Manipulation of the Presumption of a Husband's Coercion in Criminal Trials of Wives in the Nineteenth Century
At common law, a married woman who committed a crime in her husband's presence was absolved of that crime. This doctrine was predicated on the belief that the wife's will was subordinate to that of her husband; if she committed a crime in his presence, he must have coerced her to do so. During the late nineteenth century in Massachusetts, use of the presumption of coercion became increasingly unpredictable.
Legal treatises in the nineteenth century treated the presumption of coercion as fairly rigid, especially in the early nineteenth century. Commentators considered a married couple to be one unit legally, and assumed wives committed their criminal acts at the behest of their husbands. Husbands were held responsible for both the civil torts and the crimes their wives committed. Treatises in the late 1800s, however, began to state that the presumption of coercion was rebuttable.
Most of the Massachusetts presumption of coercion cases involved the sale of illegal liquor. Some also involved prostitution. One case each involving allegations of treason, larceny, and keeping a disorderly house reached the Massachusetts Supreme Court. The court treated the presumption of coercion doctrine inconsistently. Wives were acquitted for treason and larceny. They were, however, found guilty in nine of ten liquor cases and for keeping houses of prostitution as well as running a disorderly house.. In several of these cases, the husband's presence in another room did not trigger the presumption of coercion. His actual physical presence or proximity was important in determining the wife's culpability. Late in the nineteenth century, husbands were tried for their wives' sale of liquor; in these cases five of six husbands were convicted under the presumption of coercion. Courts manipulated the presumption of coercion to gain convictions, denying it if a wife was on trial but applying it if a husband was.

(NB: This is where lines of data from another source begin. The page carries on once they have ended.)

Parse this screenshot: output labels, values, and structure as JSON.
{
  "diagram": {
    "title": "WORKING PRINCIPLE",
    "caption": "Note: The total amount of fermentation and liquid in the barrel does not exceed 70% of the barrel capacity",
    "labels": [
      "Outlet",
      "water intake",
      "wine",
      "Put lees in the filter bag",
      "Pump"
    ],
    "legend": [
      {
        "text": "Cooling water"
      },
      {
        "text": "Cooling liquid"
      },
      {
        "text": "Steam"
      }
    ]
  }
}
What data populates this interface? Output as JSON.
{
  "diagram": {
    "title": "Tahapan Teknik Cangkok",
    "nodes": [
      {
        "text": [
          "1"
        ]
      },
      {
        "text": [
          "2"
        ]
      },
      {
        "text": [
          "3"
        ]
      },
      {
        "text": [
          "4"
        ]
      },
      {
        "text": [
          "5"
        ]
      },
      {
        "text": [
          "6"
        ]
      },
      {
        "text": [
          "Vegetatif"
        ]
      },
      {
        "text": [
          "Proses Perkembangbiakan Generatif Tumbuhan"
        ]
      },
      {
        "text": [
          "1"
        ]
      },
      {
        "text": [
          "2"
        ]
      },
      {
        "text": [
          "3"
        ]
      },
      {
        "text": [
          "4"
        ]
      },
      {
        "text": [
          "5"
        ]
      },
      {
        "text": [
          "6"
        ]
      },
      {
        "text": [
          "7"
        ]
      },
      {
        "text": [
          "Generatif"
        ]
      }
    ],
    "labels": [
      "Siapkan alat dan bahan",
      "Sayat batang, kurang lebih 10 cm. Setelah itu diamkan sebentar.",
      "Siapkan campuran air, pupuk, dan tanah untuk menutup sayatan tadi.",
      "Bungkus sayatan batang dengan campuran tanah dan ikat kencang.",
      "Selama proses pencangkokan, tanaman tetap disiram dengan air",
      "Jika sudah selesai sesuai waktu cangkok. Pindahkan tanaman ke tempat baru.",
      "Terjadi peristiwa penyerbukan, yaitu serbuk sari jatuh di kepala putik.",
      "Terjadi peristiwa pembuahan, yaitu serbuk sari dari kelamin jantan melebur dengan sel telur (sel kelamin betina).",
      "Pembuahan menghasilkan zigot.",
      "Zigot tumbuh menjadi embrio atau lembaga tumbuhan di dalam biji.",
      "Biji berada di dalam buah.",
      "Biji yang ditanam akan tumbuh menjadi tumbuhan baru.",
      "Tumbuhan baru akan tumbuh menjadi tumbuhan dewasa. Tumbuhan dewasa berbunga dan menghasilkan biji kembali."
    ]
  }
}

Several social factors influenced the courts' attitude toward the presumption of coercion. The feminist movement opposed it because it denied women free will. Women's moral conduct became increasingly important; they were expected to set examples for their families, and thus were more likely to be held responsible for activities considered immoral, such as selling liquor or running a brothel. The emergence of the temperance movement encouraged the prosecution of illegal liquor distributors. With the industrial revolution, more women worked outside the home. Working fostered in women the belief that their work was compensable and made them both more aware of their individual rights and responsibilities and less financially dependent on their husbands. Married women's property acts were passed in the 1840s, recognizing that married women had separate legal identities. If wives were separate from their husbands in terms of property law, they could also be separate entities in criminal cases. As a result, ownership of a building in which liquor was sold was often a factor in determining guilt. Increasing education for women led to increasing awareness and involvement in social institutions, including the legal system, and decreasing dependence on their husbands for knowledge. These factors combined to form a view of married women as separate entities from their husbands, making the presumption of coercion easier to manipulate.